Everyone would chuck in their tuppence worth and if the creative juices were flowing the finer points of an argument could last for days, weeks and even longer than some marriages as the ridiculous was mixed freely with the ever more ludicrous in support of spurious claim after nonsensical assertion. Maradona didn’t actually handle the ball and it was just a trick of the light that made it appear as if he had, Kevin Moran played the ball and Peter Reid dived to get him sent off in the 1985 Cup Final or my personal favourite Red Rum was really a robot because you never saw him relieve himself on the course and they had a real horse for public appearances and stable visits.

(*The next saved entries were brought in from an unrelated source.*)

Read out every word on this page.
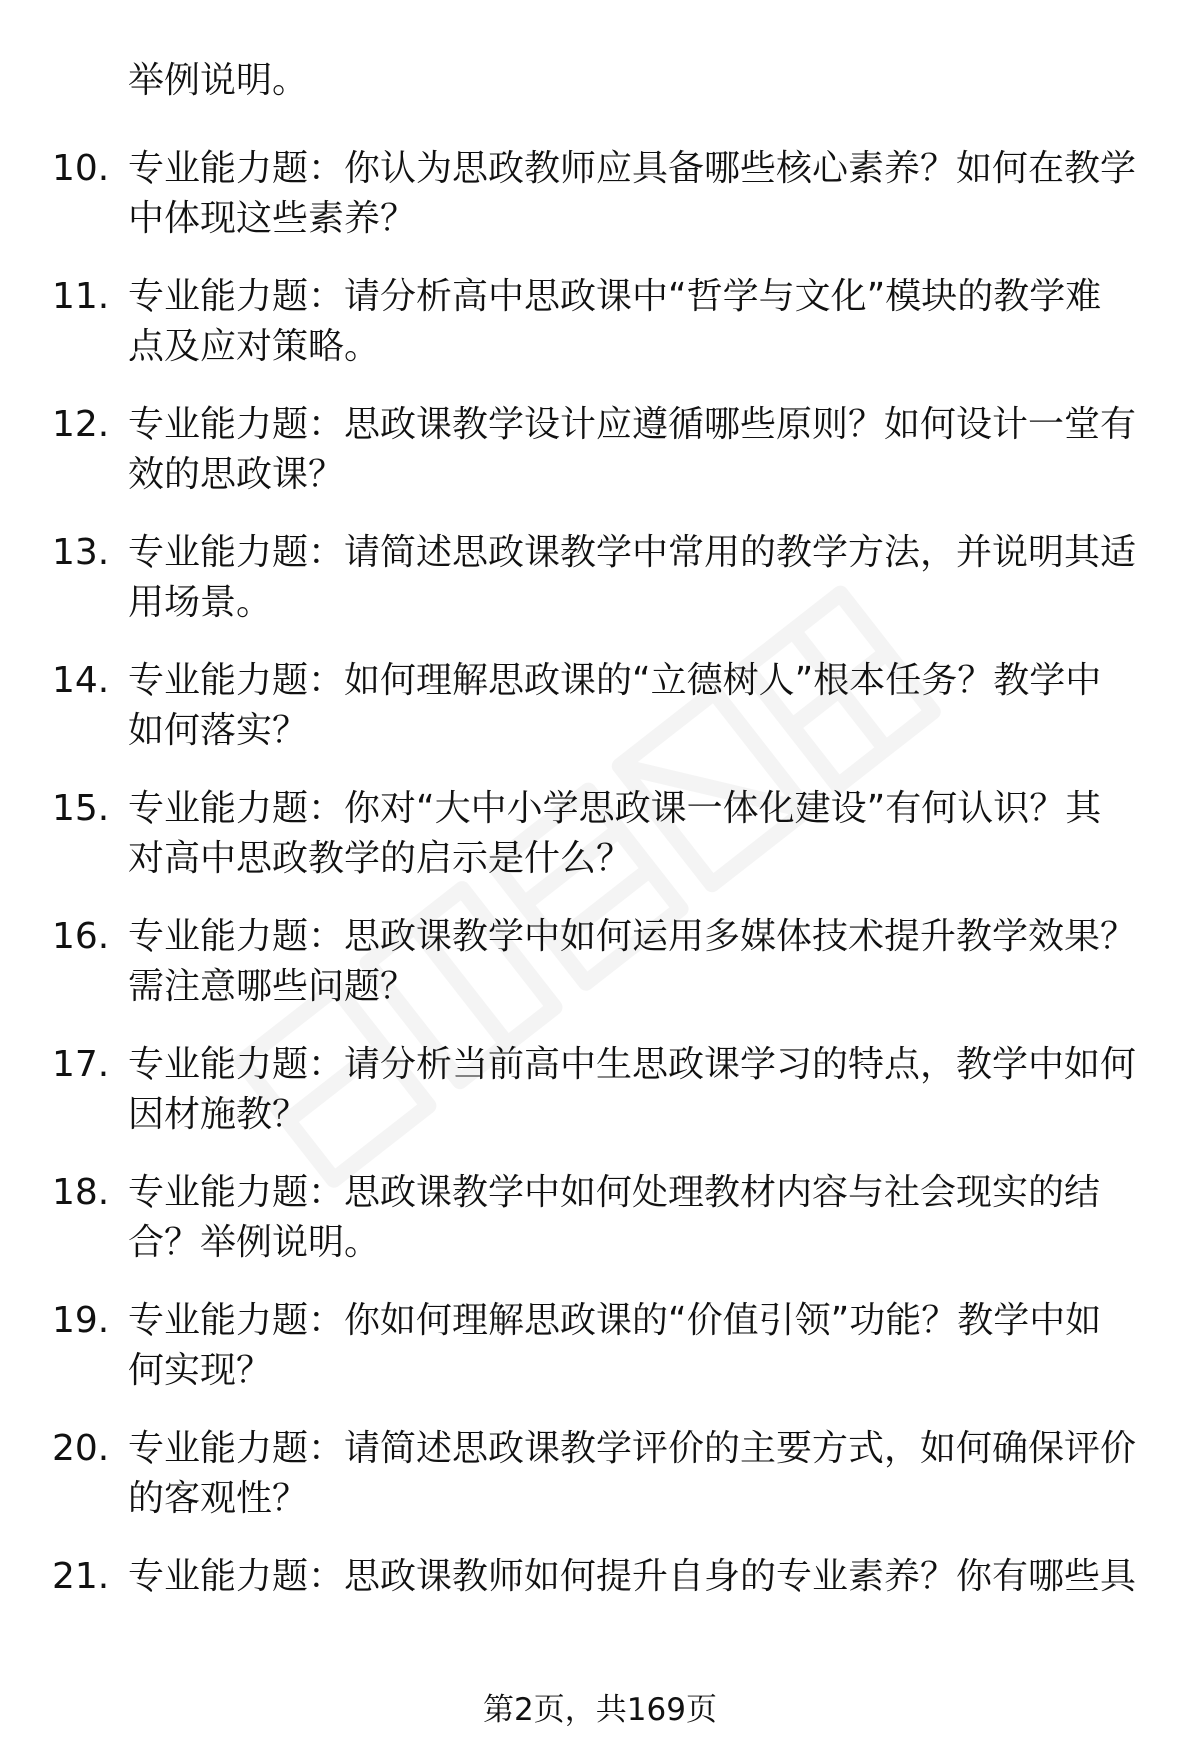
举例说明。
10. 专业能力题：你认为思政教师应具备哪些核心素养？如何在教学
中体现这些素养？
11. 专业能力题：请分析高中思政课中“哲学与文化”模块的教学难
点及应对策略。
12. 专业能力题：思政课教学设计应遵循哪些原则？如何设计一堂有
效的思政课？
13. 专业能力题：请简述思政课教学中常用的教学方法，并说明其适
用场景。
14. 专业能力题：如何理解思政课的“立德树人”根本任务？教学中
如何落实？
15. 专业能力题：你对“大中小学思政课一体化建设”有何认识？其
对高中思政教学的启示是什么？
16. 专业能力题：思政课教学中如何运用多媒体技术提升教学效果？
需注意哪些问题？
17. 专业能力题：请分析当前高中生思政课学习的特点，教学中如何
因材施教？
18. 专业能力题：思政课教学中如何处理教材内容与社会现实的结
合？举例说明。
19. 专业能力题：你如何理解思政课的“价值引领”功能？教学中如
何实现？
20. 专业能力题：请简述思政课教学评价的主要方式，如何确保评价
的客观性？
21. 专业能力题：思政课教师如何提升自身的专业素养？你有哪些具
第2页，共169页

But those days are mostly gone as any time such an argument begins it is over before it has a chance to flourish as we have all seen the historical events in question hundreds of times on You Tube. We are also losing any chance of future talking points as some smart arse with some fancy computer technology, usually Sky’s resident know it all Andy Gray, has already proven that the ball was over the line before geeky Nigel has got the post match round in. They have even turned the technology on our beloved controversies of yesteryear and now we know conclusively that the 3rd goal was not over the line.

Sure we still talk over the odds and ends but it has lost its soul simply because we all know what really happened. Whoever said knowledge was power was talking out of their fundament as knowledge steals away the doubt that is essential for any debate. Oh for a return to the days when you could argue about just how good Bank’s save from Pele was without being able to dial it up instantly on You Tube or even just how real or unreal Red Rum was.